T he Oils and Fats consist of the same
elements as the carbohydrates, but the
hydrogen is in larger quantity than is
necessary to form water, and this surplus
is available for the production of energy.
During their combustion in the body they
produce nearly two-and-a-quarter times (4
: 8.9 = 2.225) as much heat as the
carbohydrates; but if eaten in more than

small quantities, they are not easily
digested, a portion passing away by the
intestines. The fat in the body is not solely
dependent upon the quantity consumed as
food, as an animal may become quite fat
on food containing none. A moderate
quantity favours digestion and the bodily
health. In cold weather more should be
taken. In the Arctic regions the Esquimaux
consume enormous quantities. Nuts are
generally rich in oil. Oatmeal contains
more than any of the other cereals (27
analyses gave from 8 to 12.3 per cent.)
The most esteemed and dearest oil is
Almond. What is called Peach-kernel oil
(Oleum Amygdalæ Persicæ), but which in
commerce includes the oil obtained from
plum and apricot stones, is almost as
tasteless and useful, whilst it is
considerably cheaper.
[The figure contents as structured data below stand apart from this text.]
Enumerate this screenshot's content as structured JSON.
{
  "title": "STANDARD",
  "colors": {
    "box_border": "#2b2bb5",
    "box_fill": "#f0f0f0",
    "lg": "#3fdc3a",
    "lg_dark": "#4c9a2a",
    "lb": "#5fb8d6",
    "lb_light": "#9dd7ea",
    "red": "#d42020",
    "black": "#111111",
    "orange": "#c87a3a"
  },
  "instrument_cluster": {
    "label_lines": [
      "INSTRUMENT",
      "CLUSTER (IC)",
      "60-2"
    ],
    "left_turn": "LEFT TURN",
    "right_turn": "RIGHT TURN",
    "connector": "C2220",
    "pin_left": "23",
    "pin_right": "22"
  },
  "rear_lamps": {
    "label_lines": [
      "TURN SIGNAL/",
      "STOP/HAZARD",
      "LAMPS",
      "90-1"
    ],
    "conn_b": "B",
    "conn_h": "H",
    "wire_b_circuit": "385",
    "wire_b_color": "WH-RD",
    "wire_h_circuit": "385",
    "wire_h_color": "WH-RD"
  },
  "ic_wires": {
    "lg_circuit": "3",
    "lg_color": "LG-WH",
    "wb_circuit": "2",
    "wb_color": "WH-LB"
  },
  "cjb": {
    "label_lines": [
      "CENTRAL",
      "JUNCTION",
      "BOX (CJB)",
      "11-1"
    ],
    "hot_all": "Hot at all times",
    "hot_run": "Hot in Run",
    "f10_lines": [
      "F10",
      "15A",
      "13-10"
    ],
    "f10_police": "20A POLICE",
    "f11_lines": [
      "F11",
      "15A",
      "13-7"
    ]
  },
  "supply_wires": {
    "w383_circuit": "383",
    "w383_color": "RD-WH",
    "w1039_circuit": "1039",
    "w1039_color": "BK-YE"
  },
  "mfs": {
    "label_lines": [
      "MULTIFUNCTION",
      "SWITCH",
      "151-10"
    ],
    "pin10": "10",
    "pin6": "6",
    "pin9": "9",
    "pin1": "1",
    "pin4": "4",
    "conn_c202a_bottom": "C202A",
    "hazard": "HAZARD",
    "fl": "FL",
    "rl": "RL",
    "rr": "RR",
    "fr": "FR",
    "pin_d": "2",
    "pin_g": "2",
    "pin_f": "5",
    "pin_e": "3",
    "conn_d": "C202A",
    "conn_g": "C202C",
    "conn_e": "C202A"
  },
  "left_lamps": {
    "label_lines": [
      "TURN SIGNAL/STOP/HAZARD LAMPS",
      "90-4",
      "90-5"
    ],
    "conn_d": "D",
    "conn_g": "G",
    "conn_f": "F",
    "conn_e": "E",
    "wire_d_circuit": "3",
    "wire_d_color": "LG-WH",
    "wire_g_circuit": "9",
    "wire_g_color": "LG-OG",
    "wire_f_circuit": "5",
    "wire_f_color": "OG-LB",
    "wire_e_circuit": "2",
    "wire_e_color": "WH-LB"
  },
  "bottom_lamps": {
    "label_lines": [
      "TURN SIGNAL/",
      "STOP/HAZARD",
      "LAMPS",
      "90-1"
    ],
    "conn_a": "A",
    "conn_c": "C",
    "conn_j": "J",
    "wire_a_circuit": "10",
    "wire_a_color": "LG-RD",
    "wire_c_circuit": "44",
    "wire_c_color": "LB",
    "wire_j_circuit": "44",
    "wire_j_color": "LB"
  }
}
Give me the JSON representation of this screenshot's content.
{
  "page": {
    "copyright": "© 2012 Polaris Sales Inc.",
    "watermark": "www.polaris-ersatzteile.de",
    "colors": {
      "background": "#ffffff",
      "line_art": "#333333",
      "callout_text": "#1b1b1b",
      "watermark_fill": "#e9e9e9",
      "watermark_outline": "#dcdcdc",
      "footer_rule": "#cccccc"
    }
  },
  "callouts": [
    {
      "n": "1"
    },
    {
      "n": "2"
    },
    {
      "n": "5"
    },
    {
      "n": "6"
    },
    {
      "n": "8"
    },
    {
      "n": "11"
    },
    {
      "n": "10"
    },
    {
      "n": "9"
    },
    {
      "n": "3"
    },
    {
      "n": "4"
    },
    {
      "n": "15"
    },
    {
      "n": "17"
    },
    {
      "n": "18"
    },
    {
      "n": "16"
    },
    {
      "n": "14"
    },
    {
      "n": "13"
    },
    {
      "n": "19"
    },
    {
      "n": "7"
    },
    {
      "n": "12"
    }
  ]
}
It is a very
agreeable and useful food. It is often
added to, as an adulterant, or substituted
for the true Almond oil. The best qualities
of Olive oil are much esteemed, though
they are not as agreeable to English taste
as the oil previously mentioned. The best
qualities are termed Virgin, Extra Sublime
and Sublime. Any that has been exposed
for more than a short time to the light and
heat of a shop window should be rejected,

as the flavour is affected. It should be kept
in a cool place. Not only does it vary
much in freedom from acid and rancidity,